En un artículo publicado recientemente en The
New York Times y reproducido por un diario digital poblano (*), Umberto Eco
afirma que “la vida no es otra cosa que el recuerdo gradual de la infancia”
donde los recuerdos más nefastos pueden convertirse en recuerdos bellos y
disfrutables, como los bombardeos que los sometían a húmedos sótanos en la
segunda guerra mundial. O cualquier otra cosa: “aún recuerdo con cariño mis
sabañones”.
En este blog yo he venido reflexionando mucho
en este tema, el de los recuerdos, en su parte más formal esas reflexiones
tienen que ver con dilucidar la honestidad de ciertos recuerdos frente a la liviandad
de otros, pero no son exactas estas expresiones. Primero pensé en recuerdos
honestos, pero eso me llevaba a pensar en recuerdos deshonestos, disipando toda
objetividad para situarlos en una categoría moral. No, nada que ver. En esas
andaba en diciembre cuando lo discutí con Antonio, o meses después, cuando
volví a ventilarlo con Eva. La preocupación no es banal porque de alguna forma
marca un planteamiento metodológico en mi trabajo sobre cien años de memoria
poblana, en donde, más que la reflexión en sí misma, el desarrollo de las
muchas entrevistas que llevaba formuladas y sus resultados editados, mostraban
una clara tendencia a elegir solo aquellos recuerdos que tienen que ver con los
recuerdos de la infancia y la primera juventud, eliminando –o casi- los
recuerdos posteriores de mis informantes. Ayer, en aras de expresar esto a
interlocutores del Congreso local y la universidad, volví a caer en mi
disyuntiva, expresando mis sospechas de nueva cuenta y desechando de inmediato
cualquier connotación moral de los recuerdos. Entonces vino a mí una metáfora
que, si bien no acaba de explicar mis alegatos, me dio pie para formular de
nueva cuenta esa inquietud: los recuerdos desnudos de la niñez y la juventud,
frente a los recuerdos vestidos y/o disfrazados de la adultez. Y el lenguaje
serían los trapos en cuestión.
Nada más frustrante para un buscador de
recuerdos que la fabricación profesional de un discurso de parte de un
licenciado o un ingeniero a quien le accioné el “play” y me llevo una dosis de
su organizada verborrea. Sus “recuerdos” son como las páginas de un libro
medianamente escrito que buscan justificar, para sí mismo, las razones y los
hechos, perfectamente disfrazados, que le dieron sentido a su vida; diferentes,
muy diferentes, a los recuerdos que ese mismo licenciado o ingeniero (o chofer,
comerciante, ama de casa) me dice sobre su niñez o su primera juventud, cuando
aún no contaba con un discurso que estructurara y maquillara (justificara,
enmascarara) lo que resultó de su vida que, en última instancia, en materia de
recuerdos, a todos –excepto a sí mismo- nos tiene sin cuidado. Y este es un
lado flaco prácticamente del discurso escrito testimonial, las memorias, las
autobiografías, los alegatos que recrean un pasado –próximo o distante- con el posible
propósito de justificar los actos de nuestras vidas, del admirable Ulises Criollo vasconceliano al Derecho de réplica del ahumado
empresario argentino-mexicano-argentino que tiene hoy revuelto el avispero.
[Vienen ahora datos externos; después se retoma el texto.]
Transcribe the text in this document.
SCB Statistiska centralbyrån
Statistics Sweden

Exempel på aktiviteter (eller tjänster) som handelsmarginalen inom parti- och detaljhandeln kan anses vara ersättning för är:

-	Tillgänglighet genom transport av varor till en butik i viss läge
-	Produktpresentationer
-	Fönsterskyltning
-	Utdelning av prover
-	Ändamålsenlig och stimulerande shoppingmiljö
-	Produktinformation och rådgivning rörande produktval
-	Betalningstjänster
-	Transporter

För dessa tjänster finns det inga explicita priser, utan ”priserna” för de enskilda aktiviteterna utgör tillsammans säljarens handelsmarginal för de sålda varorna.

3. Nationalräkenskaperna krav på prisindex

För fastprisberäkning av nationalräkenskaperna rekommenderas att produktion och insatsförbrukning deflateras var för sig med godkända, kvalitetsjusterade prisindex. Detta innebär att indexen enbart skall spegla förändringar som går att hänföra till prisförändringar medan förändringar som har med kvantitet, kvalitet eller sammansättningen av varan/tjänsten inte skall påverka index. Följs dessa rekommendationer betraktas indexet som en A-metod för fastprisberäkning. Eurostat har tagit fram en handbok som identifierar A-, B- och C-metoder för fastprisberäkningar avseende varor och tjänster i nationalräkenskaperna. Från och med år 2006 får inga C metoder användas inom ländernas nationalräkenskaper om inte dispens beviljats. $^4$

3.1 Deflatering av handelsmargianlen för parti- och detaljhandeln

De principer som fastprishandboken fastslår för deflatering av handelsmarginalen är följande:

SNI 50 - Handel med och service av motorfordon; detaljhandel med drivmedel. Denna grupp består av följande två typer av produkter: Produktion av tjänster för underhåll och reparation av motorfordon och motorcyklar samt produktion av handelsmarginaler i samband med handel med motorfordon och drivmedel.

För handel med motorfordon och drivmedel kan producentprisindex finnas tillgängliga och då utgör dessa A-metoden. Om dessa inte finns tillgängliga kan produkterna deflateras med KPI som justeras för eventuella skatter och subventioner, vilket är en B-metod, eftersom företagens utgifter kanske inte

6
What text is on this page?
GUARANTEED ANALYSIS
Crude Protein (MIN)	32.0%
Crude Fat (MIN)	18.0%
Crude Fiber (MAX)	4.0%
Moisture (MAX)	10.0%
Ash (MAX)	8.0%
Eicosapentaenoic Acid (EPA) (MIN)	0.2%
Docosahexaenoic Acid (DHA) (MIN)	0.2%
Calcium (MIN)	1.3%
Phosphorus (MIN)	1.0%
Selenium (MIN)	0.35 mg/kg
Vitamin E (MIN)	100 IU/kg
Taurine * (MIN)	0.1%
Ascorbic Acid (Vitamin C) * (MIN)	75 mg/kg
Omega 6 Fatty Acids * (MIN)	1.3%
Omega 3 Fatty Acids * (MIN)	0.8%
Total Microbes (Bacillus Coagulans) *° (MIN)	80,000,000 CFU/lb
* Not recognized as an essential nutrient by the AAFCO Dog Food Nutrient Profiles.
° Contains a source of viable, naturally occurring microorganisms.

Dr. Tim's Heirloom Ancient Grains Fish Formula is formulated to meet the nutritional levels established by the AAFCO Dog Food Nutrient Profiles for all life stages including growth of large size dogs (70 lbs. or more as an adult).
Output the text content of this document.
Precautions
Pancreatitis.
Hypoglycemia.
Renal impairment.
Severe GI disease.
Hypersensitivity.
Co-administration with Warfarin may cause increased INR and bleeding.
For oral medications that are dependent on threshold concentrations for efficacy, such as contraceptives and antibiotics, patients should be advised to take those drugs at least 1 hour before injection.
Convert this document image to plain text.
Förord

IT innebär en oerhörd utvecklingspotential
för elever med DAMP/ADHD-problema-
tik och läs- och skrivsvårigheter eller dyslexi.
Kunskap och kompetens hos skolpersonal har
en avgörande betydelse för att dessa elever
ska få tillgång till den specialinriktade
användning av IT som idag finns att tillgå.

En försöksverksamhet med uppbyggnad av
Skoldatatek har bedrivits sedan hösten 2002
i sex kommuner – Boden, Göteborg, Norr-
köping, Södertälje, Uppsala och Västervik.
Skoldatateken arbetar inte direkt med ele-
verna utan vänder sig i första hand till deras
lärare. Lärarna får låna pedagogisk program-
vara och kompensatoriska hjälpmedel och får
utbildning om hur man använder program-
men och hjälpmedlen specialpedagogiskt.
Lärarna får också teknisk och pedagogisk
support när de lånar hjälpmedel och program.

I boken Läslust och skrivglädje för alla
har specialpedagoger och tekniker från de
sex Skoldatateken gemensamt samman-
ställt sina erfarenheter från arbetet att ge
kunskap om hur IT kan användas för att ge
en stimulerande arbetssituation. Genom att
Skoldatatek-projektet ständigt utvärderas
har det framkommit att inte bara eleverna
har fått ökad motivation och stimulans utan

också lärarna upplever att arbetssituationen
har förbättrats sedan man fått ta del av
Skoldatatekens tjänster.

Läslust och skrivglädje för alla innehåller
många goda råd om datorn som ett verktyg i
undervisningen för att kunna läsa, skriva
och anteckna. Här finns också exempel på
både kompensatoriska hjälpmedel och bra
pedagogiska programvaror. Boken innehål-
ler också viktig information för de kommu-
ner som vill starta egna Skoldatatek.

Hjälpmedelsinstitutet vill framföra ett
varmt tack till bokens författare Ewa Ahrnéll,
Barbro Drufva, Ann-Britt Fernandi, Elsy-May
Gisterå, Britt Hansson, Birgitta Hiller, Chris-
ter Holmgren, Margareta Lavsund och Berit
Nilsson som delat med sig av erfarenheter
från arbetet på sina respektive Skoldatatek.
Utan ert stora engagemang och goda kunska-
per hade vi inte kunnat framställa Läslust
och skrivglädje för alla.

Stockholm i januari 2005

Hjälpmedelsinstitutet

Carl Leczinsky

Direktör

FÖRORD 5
La memoria desnuda, creo, es una mejor
metáfora para designar esos recuerdos intocados que los seres humanos
mantenemos, fieles a sí mismos, a lo largo de nuestras vidas. O no sé…
(*) http://www.laquintacolumna.com.mx/2008/agosto/columnistas/colu_eco_250808.html
.
Me atrevería a decir que la única moralidad humana descansa en los recuerdos; que la moral -y en consecuencia, la inmoral- está sustentada en nuestra facultad de recordar, pues si no fuera así, no "recordaríamos" ningún parámetro que le diera sustento a nuestra moral. Seríamos simples animales, más allá del bien y del mal.